For buffet food and drink, we have Pierre Buffet to thank. The 17th-century Parisian gambler began the custom of letting guests serve themselves from food on a side table. Our taste buds appreciate as well Jorge Avocado (1798-1868), an Argentinian botanist who introduced the fruit to Europe, and Sir George Curry (1826-1890), a British general in India who became exceedingly fond of highly spiced stews. And, lest we forget, it was Joao Marmalado (1450-1510) from Portugal who first made breakfast "jam" by boiling oranges with sugar.
For entertainment, we praise Antoine de Cabaret (1749-1793), owner of Cafe Rue du Bac in Paris. Dom Perignon (1638-1715), a blind French Benedictine monk, invented champagne and other sparkling wines. And it was Hereward Bugle and Adolphe Sax who deserve credit for the boisterous accompaniments that bear their respective names. Further, should your playing ever land you in deep water, galoshes, invented by Manchester-born Joseph Galosh (1839-1909), might come in handy.
In the fashion world, eponyms are numerous: Etienne Corset (1760-1832) was a French tailor who made stiffened undergarments for army officers; later, the contraptions were adapted for women's use; George Duffel (1796-1843) was a British naval purser who made simple coats for sailors which became popular among civilians ashore; Charles Mackintosh (1766-1843), a Scottish chemist, patented a waterproof fabric for raincoats; and Jacob Trowser (1779-1848), an English tailor, advertised his garments as "Trowser's Patent Leggings: Hygienic and Economical."

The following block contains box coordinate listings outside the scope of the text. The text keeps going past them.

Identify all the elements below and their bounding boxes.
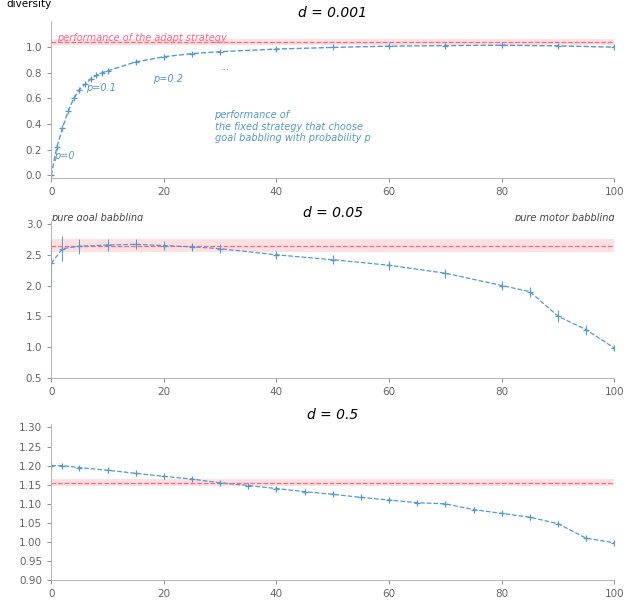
Title: d = 0.5: d = 0.5 [307, 408, 358, 422]
Text: p=0.2: p=0.2 [152, 74, 182, 84]
Bar [51, 39, 614, 45]
Text: diversity: diversity [6, 0, 51, 9]
Text: ...: ... [220, 62, 230, 72]
Bar [51, 239, 614, 252]
Title: d = 0.05: d = 0.05 [303, 206, 363, 220]
Text: p=0: p=0 [54, 151, 75, 161]
Text: p=0.1: p=0.1 [86, 83, 116, 93]
Text: performance of the adapt strategy: performance of the adapt strategy [57, 33, 227, 42]
Text: pure goal babbling: pure goal babbling [51, 212, 143, 222]
Text: performance of
the fixed strategy that choose
goal babbling with probability p: performance of the fixed strategy that c… [214, 110, 371, 143]
Text: pure motor babbling: pure motor babbling [514, 212, 614, 222]
Bar [51, 480, 614, 486]
Title: d = 0.001: d = 0.001 [298, 6, 367, 20]
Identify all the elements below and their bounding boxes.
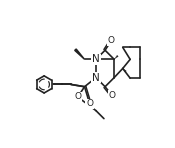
Text: O: O <box>86 99 93 108</box>
Text: N: N <box>92 73 100 83</box>
Text: N: N <box>92 54 100 64</box>
Text: O: O <box>74 92 81 102</box>
Text: O: O <box>108 91 115 100</box>
Text: O: O <box>108 36 115 45</box>
Polygon shape <box>75 49 85 59</box>
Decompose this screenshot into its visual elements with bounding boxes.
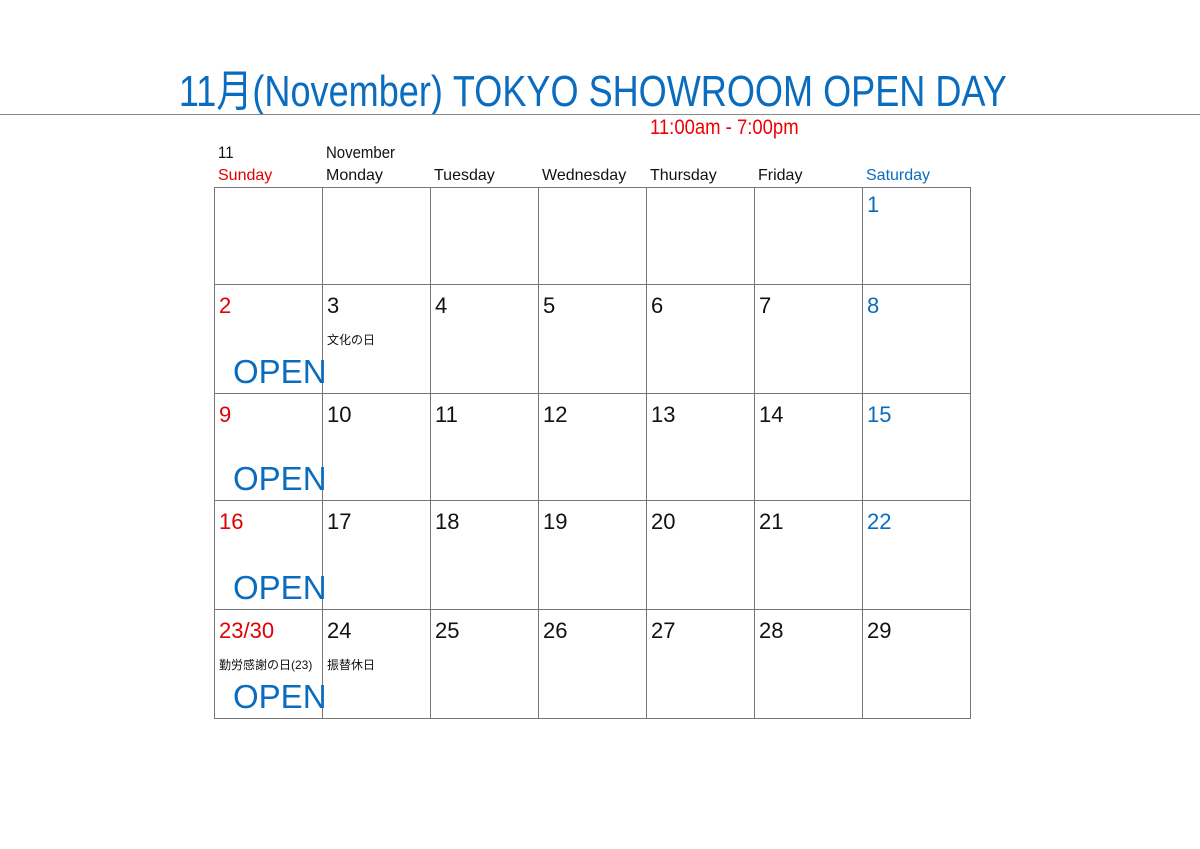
day-number: 15 <box>867 402 892 427</box>
weekday-label-wednesday: Wednesday <box>542 167 627 184</box>
day-number: 27 <box>651 618 676 643</box>
month-name: November <box>326 143 396 162</box>
calendar-day-cell <box>322 187 431 285</box>
day-number: 25 <box>435 618 460 643</box>
calendar-day-cell: 20 <box>646 500 755 610</box>
calendar-day-cell: 3 文化の日 <box>322 284 431 394</box>
day-number: 12 <box>543 402 568 427</box>
calendar-day-cell: 29 <box>862 609 971 719</box>
calendar-day-cell: 16 OPEN <box>214 500 327 610</box>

Then there's Emil Haversack (1819-1888), a German mail carrier who designed a bag for carrying mail on his back. And Emily Satchel (1834-1905), a U.S. poet, once had her portrait painted by Picasso, but is now remembered more for her bag than her poems. Satchel could perhaps commiserate with the Italian Lorenzo Motto (1382-1459), an unsuccessful poet who adopted the motto"short and sweet" to sell his works.
Finally, the term doggerel derives from the English poet Matthew Doggerel (1330-1405), whose verses are rightly forgotten.
But thats not it for eponyms. Not yet. Imre Kiosk (1862-1921), a Hungarian, made a fortune from his chain of 400 stalls offering newspapers and cigarettes throughout the Austro-Hungarian Empire. And Walter Gadget (1848-1918), U.S. businessman, sold such ingenious household devices that his name stuck in the public's memory.
But other eponyms, like dunce, owe their existence to less remarkable beginnings. Scottish Franciscan philosopher John Duns Scotus (1266-1308), whose writings were ridiculed in the 16th century, gets the credit, of course. And the word boycott comes from Captain Charles Boycott (1832-1897), a British landlord's agent in Ireland who was ostracized by his tenants in 1879.
Amid such entertaining names, one rises above all others. Unique among eponyms is spoonerism, which first appeared in the Oxford Dictionary in 1885, defined as "an accidental transposition of the initial sounds, or other parts, of two or more words." Spoonerism owes its origin to Dr. William Spooner (1844-1930), a lovable Anglican cleric and scholar who lectured in divinity and philosophy at Oxford. His unintentional syllable juggling is said to have been the result of a weakness of the association center in his brain. The first recorded example was during a church service at Oxford in 1879, when Spooner told the congregation, "We will now sing Hymn 87, Kinquering congs their tatles tike." In another sermon, he said, "Our Lord is a shoving leopard."
Through the centuries, eponymists have provided us with many useful things from buffets to bugles. But Spoonerand othersleft us with even more than useful names for useful things; they gave us a legacy of laughter. Indeed, Spooner's slips of the tongue still found sunny today.